Google Uses More Power Than Salt Lake City

Google just announced that its data centres use 260 million watts to power Google searches, YouTube videos, Gmails, ads and so on and so on. That’s about a quarter of the output of a freaking nuclear power plant. Or more power than Salt Lake City uses.

Basically, it’s a ridiculous amount of energy, enough to power a city of 100,000 to 200,000 people. For comparison, Salt Lake City, Utah ‘only’ has 186,440 people. Google reasons that it’s okayish to be using that much power because people are actually saving energy by using Google (searching instead of using the library, let’s say). The average Google user’s energy usage is similar to running a 60-watt lightbulb for 3 hours. Not bad for all the cat videos we watch. [NY Times]

Discuss

(8 Comments)
  • [–]

    Gordon A. Freeman

    Friday, September 9, 2011 at 7:49 AM

    Is that more or less than 1.21 jiggawatts

  • [–]

    Shannon

    Friday, September 9, 2011 at 8:03 AM

    it’s less, and it’s Giga watts, Americans just say it funny

    1 million = 1 mega, 1000 mega = 1 giga

    • [–]

      olearymo

      Friday, September 9, 2011 at 8:43 AM

      It’s not Americans, just Emmett Brown.

  • [–]

    Maverick

    Friday, September 9, 2011 at 8:23 AM

    That still isn’t that bad when you think about how many people are using google at any given time.

  • [–]

    Bakefook

    Friday, September 9, 2011 at 12:52 PM

    In the big scheme of things, this is a relatively small per-user consumption… considering that every single milliwatt of power and byte of bandwidth used by Facebook a step towards the vacuous entropy of the human race.
    [Like this]

  • [–]

    Dan

    Friday, September 9, 2011 at 3:45 PM

    Yes but does Salt lake city provide me with a service I use multiple times a day, no? I didn’t think so.

  • [–]

    Patrick

    Friday, September 9, 2011 at 11:55 PM

    25% of the power comes from renewable energy, some of which Google owns the infrastructure for.
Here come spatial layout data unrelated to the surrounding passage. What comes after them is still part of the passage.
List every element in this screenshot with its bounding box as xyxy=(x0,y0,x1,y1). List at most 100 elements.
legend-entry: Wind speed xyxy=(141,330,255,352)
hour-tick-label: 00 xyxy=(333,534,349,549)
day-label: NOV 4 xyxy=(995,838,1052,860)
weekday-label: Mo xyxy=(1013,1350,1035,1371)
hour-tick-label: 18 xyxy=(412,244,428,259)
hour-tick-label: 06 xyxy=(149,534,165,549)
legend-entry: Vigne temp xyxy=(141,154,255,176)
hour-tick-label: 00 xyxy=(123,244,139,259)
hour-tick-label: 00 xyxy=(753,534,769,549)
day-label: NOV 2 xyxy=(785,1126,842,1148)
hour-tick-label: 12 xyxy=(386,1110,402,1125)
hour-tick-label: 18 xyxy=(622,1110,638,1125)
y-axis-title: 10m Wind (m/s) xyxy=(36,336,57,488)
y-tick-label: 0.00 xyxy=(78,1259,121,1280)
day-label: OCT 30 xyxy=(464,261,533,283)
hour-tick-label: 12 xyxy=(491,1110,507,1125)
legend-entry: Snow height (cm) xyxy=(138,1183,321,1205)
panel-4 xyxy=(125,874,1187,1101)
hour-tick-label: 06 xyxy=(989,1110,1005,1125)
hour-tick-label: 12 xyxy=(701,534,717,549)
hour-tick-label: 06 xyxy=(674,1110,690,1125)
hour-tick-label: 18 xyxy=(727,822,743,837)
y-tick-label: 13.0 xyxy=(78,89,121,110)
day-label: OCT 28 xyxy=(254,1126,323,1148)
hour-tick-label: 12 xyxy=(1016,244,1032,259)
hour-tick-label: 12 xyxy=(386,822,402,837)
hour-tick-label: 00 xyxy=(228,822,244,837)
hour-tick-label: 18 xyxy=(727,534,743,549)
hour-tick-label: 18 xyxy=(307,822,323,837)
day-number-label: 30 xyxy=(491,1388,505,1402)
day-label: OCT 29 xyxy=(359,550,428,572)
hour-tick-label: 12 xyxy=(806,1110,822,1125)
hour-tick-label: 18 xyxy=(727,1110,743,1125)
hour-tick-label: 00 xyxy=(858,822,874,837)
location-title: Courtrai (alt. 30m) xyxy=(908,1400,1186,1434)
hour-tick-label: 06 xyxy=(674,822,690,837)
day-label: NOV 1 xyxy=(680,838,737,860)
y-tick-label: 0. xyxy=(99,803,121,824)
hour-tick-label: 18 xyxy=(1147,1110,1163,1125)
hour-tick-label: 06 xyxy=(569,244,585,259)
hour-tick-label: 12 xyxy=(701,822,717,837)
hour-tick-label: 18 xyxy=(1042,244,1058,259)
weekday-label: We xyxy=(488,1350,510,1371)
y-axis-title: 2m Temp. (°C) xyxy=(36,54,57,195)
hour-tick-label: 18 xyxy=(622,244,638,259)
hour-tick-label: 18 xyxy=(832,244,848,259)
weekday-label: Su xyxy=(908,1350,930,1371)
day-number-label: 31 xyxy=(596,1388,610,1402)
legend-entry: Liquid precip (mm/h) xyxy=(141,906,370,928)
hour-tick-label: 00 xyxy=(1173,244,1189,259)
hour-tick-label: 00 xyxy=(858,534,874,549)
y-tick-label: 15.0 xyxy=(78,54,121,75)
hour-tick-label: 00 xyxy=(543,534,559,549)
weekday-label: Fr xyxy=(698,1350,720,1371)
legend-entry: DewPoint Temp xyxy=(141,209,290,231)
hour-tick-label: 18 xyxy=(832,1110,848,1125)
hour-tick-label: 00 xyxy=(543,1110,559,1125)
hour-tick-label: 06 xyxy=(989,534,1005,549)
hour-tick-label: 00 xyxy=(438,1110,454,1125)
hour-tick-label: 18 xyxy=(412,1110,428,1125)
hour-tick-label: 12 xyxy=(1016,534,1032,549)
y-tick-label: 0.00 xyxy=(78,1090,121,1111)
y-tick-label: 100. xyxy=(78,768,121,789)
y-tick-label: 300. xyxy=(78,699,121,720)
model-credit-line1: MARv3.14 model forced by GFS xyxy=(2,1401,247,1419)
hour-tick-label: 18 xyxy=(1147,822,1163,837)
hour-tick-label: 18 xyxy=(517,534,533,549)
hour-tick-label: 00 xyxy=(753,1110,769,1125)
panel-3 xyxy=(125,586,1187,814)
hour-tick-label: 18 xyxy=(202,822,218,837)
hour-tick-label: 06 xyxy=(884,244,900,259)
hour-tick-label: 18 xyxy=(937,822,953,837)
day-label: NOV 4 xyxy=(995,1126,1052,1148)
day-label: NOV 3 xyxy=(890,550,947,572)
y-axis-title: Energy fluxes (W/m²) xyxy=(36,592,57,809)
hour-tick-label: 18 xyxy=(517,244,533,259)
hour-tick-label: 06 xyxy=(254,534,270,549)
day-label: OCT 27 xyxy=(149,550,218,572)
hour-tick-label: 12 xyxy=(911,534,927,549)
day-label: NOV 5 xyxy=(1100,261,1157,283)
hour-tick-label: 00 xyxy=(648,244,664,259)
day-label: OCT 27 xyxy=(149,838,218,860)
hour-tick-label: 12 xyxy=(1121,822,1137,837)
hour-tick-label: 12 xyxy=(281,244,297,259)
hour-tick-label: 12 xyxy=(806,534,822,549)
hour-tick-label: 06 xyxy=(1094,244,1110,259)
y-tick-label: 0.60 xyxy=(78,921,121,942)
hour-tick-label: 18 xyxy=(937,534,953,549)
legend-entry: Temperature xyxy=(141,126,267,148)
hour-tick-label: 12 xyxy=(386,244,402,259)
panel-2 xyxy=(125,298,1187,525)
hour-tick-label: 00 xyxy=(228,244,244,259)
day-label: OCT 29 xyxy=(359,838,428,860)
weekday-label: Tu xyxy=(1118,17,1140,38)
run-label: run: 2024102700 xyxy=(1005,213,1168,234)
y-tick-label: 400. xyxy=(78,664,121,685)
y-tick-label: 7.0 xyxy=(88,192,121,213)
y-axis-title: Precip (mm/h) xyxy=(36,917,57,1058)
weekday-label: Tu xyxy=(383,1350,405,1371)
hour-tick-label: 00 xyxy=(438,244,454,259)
    The 3 60-watt bulbs figure is average google user consumption per month.

    I also bet Microsoft and Yahoo will stay very quiet on their power consumption, as even though they do less frequent indexing of sites, I bet they (and this is a completely baseless guess) have an order of magnitude larger amount of power consumption per search. I say this because Google sees its cost/search as a key strategic advantage.

  • [–]

    Steve Muenstermann

    Thursday, November 17, 2011 at 10:57 AM

    In the big scheme of things Google is the responsible example of a eco-friendly datacenter cloud infrastructure. Considering they receive over 2 billion searches per day they are a critical part of global B2B communication. Their PUE’s are far below 99.9% of the existing data center cloud networks and should be revered for their active responsibility to utilize as much natural harvested energy as possible.